Approach it differently. Understand paternalism as disregarding another person's wishes for their own good. (Parents do this with kids all the time.) How is guaranteeing basic rights to work, income, education, food, housing _disregarding_ the wishes of others for their own good? I'm sure no one is advocating forcing ascetic adults to accept benefits (as we see it) they don't want. You don't want this money, to live in a house, to go to college or trade school, so don't.

Now of course we might be disregarding the wishes of unwilling taxpayers who would rather not pay for others who do want (as most people do) these benefits. But it' sort of incidental that it is for the benefit of the unwilling taxpayers that we provide them; they benefit whether or not they recognize they they do, that's the way public goods problems word (and in this case are solved), but the real point is the benefit the willing recipients of the advantages. So paternalism is not the objection here, and unless you are going to go all Nozick and call taxation of the unwilling equivalent to forced labor, thereby abandoning the left, I don't see your problem.

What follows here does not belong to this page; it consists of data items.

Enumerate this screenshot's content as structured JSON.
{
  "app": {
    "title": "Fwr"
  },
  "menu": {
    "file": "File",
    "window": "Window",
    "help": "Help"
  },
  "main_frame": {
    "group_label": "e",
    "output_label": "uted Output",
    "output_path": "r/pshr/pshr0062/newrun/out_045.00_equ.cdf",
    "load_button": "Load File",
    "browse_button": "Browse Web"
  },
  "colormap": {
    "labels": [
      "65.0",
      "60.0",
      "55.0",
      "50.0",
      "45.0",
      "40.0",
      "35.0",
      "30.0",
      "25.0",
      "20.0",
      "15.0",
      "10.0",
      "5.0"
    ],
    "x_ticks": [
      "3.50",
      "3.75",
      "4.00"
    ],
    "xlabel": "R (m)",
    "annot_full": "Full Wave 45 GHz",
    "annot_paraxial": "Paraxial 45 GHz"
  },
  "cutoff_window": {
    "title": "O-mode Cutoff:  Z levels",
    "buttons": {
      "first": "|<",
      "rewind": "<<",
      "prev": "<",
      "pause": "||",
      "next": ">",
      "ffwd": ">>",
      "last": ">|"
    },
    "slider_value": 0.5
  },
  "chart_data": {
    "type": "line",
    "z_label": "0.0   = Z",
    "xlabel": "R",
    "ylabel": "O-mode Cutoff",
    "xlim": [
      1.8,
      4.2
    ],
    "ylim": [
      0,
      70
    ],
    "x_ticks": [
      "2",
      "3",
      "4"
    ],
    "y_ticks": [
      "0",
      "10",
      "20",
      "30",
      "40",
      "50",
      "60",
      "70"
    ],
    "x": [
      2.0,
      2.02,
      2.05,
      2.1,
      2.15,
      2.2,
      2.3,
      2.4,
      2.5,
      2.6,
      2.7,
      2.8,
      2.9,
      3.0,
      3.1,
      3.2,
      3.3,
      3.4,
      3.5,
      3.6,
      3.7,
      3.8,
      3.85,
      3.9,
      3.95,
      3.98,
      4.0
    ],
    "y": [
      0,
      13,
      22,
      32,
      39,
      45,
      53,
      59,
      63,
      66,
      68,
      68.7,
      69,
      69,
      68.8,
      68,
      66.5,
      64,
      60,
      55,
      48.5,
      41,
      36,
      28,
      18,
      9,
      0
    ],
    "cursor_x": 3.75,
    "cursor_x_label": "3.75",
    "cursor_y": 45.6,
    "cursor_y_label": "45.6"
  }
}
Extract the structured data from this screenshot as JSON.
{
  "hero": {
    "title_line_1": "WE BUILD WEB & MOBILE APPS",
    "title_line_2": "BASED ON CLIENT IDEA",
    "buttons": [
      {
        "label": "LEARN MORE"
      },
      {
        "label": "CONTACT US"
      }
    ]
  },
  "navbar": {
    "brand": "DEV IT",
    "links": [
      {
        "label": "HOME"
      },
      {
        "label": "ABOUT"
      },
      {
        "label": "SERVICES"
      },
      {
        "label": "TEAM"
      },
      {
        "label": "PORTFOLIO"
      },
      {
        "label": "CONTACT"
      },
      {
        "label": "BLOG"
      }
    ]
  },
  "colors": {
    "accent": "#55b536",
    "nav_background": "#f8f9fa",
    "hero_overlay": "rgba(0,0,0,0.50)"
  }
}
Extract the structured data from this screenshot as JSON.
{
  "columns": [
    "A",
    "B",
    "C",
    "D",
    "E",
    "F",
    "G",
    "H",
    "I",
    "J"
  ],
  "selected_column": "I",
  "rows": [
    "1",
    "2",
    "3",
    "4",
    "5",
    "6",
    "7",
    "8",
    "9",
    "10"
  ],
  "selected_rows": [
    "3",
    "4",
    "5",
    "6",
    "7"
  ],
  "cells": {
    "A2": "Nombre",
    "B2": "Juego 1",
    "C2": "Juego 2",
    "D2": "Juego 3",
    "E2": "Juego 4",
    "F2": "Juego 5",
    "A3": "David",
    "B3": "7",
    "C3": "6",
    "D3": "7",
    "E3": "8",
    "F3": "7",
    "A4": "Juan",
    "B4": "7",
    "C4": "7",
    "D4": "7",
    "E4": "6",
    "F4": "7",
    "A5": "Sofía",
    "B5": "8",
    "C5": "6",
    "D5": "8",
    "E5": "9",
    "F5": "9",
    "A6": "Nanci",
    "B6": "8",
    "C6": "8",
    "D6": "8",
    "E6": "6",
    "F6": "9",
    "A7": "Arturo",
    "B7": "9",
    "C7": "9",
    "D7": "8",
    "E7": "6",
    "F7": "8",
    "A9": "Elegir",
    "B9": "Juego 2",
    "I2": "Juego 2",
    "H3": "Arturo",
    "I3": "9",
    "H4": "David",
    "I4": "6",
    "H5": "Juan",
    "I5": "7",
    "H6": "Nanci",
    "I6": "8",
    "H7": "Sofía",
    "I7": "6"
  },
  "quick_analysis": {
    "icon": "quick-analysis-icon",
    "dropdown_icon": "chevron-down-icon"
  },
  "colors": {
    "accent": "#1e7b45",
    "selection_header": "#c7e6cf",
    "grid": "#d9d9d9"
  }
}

^^^^^^^^^^^^ CB: Hear,hear , andie ! I hereby declare myself an "andie nachgeborenen" style Liberal, a postive and negative liberal, a New Deal Liberal Plus.

The critiques of positive freedoms , (perhaps better termed powers)on this thread are on a slippery slope in the opposite direction away from "to each according to need", that is they are sliding to the right, as andie implies. They are moving back into the Realm of Necessity and away from the Realm of Freedom, as Marx and Engels defined them. The Realm of Necessity is where ruling classes control masses by conditioning fulfillment of needs on exploited classes producing surpluses for the exploiting, ruling classes. That's where these phony left arguments against positive powers freedoms are slipping us back to.